Is it as fast as gzip or slower?

Fast decompression, slower compression.
"It's weird how there are like two alternate realities of data compression.

"There's people who actually know WTF they're doing. (eg. encode.ru & the DCC's and so on). In that world you have compressors like PAQ, Nanozip, lzturbo, tornado, CCM, ZCM, Zstd, LZ4, BMF, BCIF, gralic, etc. etc.

"Then there's the mainstream world, where people still think gzip is state of the art (or ooh real modern bzip2), and they invent new things like brotli and webp and seem to not pay any attention to that alternate reality where the experts live. They sometimes do good work, but it's just a little odd."

- Charles Bloom, 10-02-15 (http://www.cbloom.com/rambles.html)

What's the Weissman score
They are testing compression on a 6849 byte file full of English text. (GPL)

This is a terrible comparison test - first of all, it's biased because of Brotli's built-in dictionary, and the file size is so small that the compression performance might well be overwhelmed by the startup time of each compressor / decompressor. Consider that the compression level of bzip2 (the 1-9 parameter) controls a search block size of 100k-900k - so the input file is far far smaller than even the smallest, worst compression setting.

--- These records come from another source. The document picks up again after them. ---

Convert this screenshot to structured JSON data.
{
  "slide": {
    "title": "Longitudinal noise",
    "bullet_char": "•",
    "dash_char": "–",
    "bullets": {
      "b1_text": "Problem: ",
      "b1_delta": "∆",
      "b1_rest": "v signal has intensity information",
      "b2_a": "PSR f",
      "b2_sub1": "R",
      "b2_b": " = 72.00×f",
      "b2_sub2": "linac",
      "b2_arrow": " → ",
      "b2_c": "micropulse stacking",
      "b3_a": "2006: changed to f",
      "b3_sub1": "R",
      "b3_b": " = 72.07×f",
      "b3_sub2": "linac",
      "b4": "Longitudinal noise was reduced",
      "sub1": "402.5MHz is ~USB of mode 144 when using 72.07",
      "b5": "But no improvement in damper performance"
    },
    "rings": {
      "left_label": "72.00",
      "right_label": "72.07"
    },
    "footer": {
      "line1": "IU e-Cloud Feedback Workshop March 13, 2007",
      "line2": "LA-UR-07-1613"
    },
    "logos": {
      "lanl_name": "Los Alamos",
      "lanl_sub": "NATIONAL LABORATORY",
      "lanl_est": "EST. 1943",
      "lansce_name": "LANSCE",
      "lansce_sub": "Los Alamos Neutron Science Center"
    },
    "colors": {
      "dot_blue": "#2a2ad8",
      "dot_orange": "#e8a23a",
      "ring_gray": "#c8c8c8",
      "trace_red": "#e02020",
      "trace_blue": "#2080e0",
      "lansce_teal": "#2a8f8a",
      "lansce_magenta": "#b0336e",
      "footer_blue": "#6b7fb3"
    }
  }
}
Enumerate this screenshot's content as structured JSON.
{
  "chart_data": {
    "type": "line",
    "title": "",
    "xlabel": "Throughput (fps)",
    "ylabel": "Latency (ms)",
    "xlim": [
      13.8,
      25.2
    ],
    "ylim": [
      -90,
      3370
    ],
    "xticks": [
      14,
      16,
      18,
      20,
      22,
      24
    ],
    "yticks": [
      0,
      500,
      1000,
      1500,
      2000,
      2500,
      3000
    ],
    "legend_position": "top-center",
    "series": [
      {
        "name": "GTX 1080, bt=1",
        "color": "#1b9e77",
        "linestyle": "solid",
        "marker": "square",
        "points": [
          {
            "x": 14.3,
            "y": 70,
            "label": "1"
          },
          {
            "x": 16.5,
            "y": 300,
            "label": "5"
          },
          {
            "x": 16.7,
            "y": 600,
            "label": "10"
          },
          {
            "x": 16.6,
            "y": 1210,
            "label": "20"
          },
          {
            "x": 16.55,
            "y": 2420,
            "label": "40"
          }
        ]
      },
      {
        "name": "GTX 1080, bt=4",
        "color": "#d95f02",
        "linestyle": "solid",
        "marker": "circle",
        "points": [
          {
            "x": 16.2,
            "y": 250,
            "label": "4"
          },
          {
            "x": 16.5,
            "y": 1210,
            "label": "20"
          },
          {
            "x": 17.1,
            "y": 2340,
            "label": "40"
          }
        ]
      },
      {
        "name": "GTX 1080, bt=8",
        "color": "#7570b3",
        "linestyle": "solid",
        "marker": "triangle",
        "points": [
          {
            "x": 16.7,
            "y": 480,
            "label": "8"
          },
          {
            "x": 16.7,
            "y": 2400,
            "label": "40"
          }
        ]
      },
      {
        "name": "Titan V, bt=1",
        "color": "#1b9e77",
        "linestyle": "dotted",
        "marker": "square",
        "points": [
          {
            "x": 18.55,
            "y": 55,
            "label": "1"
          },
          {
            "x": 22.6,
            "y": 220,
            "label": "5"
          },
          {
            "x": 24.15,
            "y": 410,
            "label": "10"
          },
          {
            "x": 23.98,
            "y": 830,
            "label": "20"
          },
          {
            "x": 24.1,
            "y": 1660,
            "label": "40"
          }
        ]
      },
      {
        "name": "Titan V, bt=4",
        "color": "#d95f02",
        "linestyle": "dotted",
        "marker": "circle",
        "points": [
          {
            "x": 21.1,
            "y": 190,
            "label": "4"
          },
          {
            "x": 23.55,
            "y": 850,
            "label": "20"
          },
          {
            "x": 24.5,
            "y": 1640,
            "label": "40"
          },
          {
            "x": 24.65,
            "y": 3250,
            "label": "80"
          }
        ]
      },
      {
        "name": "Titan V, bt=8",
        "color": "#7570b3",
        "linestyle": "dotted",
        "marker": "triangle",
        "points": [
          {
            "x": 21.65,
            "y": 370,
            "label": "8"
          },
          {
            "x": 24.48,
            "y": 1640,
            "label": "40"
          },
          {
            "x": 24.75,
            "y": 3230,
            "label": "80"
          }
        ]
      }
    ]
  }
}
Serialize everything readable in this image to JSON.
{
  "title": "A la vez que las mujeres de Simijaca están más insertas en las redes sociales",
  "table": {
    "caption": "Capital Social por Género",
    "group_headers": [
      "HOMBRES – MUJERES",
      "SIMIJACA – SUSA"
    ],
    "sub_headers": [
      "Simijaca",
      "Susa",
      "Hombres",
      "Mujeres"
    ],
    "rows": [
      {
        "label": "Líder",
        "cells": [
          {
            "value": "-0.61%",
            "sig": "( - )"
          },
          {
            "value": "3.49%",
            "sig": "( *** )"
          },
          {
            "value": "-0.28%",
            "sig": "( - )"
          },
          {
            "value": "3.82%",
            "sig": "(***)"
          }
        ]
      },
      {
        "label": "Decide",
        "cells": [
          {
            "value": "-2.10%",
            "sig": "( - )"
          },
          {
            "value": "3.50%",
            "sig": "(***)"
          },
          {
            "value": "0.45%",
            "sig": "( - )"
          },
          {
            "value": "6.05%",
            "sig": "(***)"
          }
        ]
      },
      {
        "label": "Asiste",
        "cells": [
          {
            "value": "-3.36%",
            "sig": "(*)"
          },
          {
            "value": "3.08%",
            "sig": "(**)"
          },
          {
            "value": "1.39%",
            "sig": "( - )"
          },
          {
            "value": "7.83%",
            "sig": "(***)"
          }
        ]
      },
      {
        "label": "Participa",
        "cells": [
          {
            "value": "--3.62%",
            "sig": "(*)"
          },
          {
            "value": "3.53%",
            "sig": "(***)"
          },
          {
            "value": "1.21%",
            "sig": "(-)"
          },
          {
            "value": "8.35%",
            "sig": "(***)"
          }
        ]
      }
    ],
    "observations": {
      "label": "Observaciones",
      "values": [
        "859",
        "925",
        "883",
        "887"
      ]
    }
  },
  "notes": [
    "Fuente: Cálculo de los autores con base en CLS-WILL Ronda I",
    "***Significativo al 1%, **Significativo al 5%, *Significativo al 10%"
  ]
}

There are several good example file sets to try compression with, they should be used if you want to do any kind of comparative general testing.

The article explicitly states that it is trying to find out which algorithm is optimal for small text-based documents that are common on the web, such as CSS, JS, and HTML.

The best compression algorithm for small text files might be very different from the best algorithm for large amounts of general data. If your browser needs to decompress 100 separate files in a fraction of a second, startup time does matter.

Fair enough, but if you want to compress CSS, JS and HTML then why not test it on those?

It also depends upon how you are supplying the compressed data. For static files, the compression time might not even matter - the web server can cache all the compressed versions and the compression performance is minimised.

For dynamic data (e.g. the output of a PHP or whatever), you might also want to test how well the compressors handle streaming data, e.g. feeding parts of a page piecemeal into the compressor and directly sending the output to the client packet by packet. Some compression systems handle this extremely badly.